Standing still while people draw you is surprisingly hard.
I looked like a mime with bunny ears, so I shouldn’t have been surprised that my friends would make faces at me from the cheap seats.
I was warm and sweaty, so I also shouldn’t have been surprised when my wife, sitting on a stool by the bar, looked right at me, sipped a cool drink and raised her glass to me.
But I was surprised that bending my knee a few degrees farther than intended would cause pain and spasms over a 10-minute period. I was surprised when a fly saw my open mouth as an invitation. And I was even more surprised when I saw that same fly getting fresh with the Mad Hatter’s inner thigh.
In front of me sat more than two dozen people, young and old (leaning toward young), with sketch pads and scraps of paper. They were rubbernecking after the models and me, drawing with charcoal, markers, pens, old pencils and pastels.
In the future, DePriest plans to scan the images and put them on the Web, or auction the best for charity. But for now, most of them stay with the artists. They seemed to have quite a time sketching me, but by the end of the night I was bored. In my final pose — a 20-minute stretch with my bum on a cold concrete floor — I passed the time counting things.
Sixty-seven star-shaped lights hanging from the ceiling. Fourteen butterflies on a chandelier. Thirty-seven coffee mugs on that rack over there.
For me, Dr. Sketchy would be a one-shot deal, unlike Vera Verboten, aka Cassie Smith, a 31-year-old paralegal who finds the experience empowering.
Sporting a mane of dyed red hair, the entirety of Smith’s back is inked with a painting by a 19th century Frenchman, but her appearance belies her shy nature.
Most of the people in her office don’t know about her “alter ego.” But indulging that side of the self — the part that responds to the thrill of the stage and the camaraderie of an exotic sisterhood — is the essence of the affair. It’s a perfect girls’ night out, for audiences and performers alike.

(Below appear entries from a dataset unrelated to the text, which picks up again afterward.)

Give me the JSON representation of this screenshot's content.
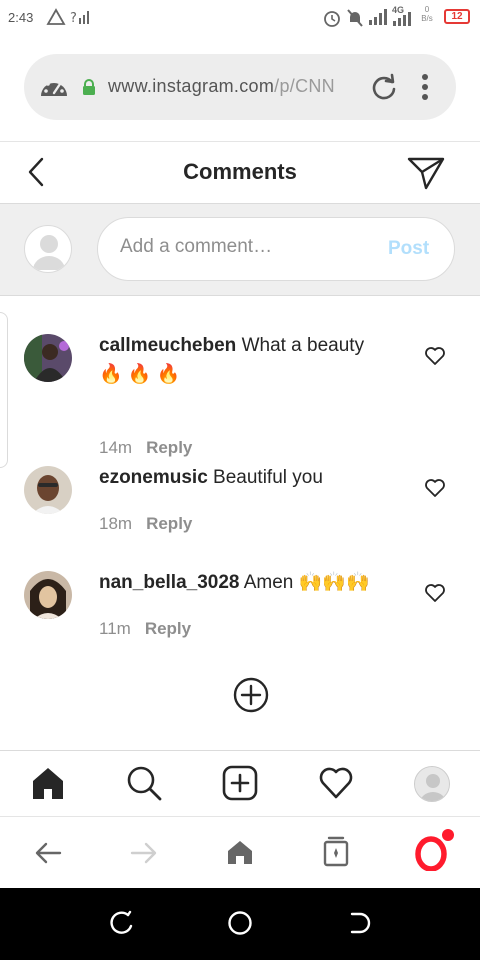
{
  "status_bar": {
    "time": "2:43",
    "network_label": "4G",
    "speed_value": "0",
    "speed_unit": "B/s",
    "battery": "12"
  },
  "browser": {
    "url_main": "www.instagram.com",
    "url_path": "/p/CNN"
  },
  "header": {
    "title": "Comments"
  },
  "compose": {
    "placeholder": "Add a comment…",
    "post_label": "Post"
  },
  "comments": [
    {
      "username": "callmeucheben",
      "text": "What a beauty",
      "emoji": "🔥 🔥 🔥",
      "time": "14m",
      "reply_label": "Reply"
    },
    {
      "username": "ezonemusic",
      "text": "Beautiful you",
      "emoji": "",
      "time": "18m",
      "reply_label": "Reply"
    },
    {
      "username": "nan_bella_3028",
      "text": "Amen",
      "emoji": "🙌🙌🙌",
      "time": "11m",
      "reply_label": "Reply"
    }
  ],
  "colors": {
    "accent_post_disabled": "#b2dffc",
    "secure_lock": "#4caf50",
    "opera_red": "#ff1b2d",
    "battery_red": "#e53935"
  },
  "icons": {
    "header": [
      "back-chevron-icon",
      "send-direct-icon"
    ],
    "ig_nav": [
      "home-icon",
      "search-icon",
      "new-post-icon",
      "activity-heart-icon",
      "profile-avatar"
    ],
    "browser_nav": [
      "back-arrow-icon",
      "forward-arrow-icon",
      "home-icon",
      "tabs-icon",
      "opera-menu-icon"
    ],
    "android_nav": [
      "recents-icon",
      "home-circle-icon",
      "back-icon"
    ]
  }
}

“It’s really strange, because you think you’re going to be nervous because you’re standing in sexy lingerie, half-naked,” Smith said. “But before I go up I get this huge adrenaline rush, and with the support of the girls I know I’m going to be fine.”
Dr. Sketchy’s Anti-Art School, Indianapolis
Where: Locals Only, 2449 E. 56th St.
When: Jan. 17; arrive at 7 p.m., show at 7:30 p.m.
Info: www.myspace.com/drsketchyindy, www.lenoreevermore.com, http://drsketchy.com or (317) 418-7425.
Theme: Winter Wonderland.
Cause: Pink Ribbon Connection.
Cost: $6.
Dr. Sketchy’s Anti-Art School, Bloomington
Where: Rachael’s Cafe, 300 E. Third St., Bloomington.
When: 3 to 6 p.m. Feb. 14.
Info: http://drsketchysbloomington.blogspot.com or e-mail sketchysinbloomington@hotmail.com
Theme: Valentine’s Day.
Cause: The Humane Society.
Cost: $6.
Full disclosure: Indy.com style reporter Jenny Elig is a member of the Indianapolis franchise of Dr. Sketchy’s Anti-Art School.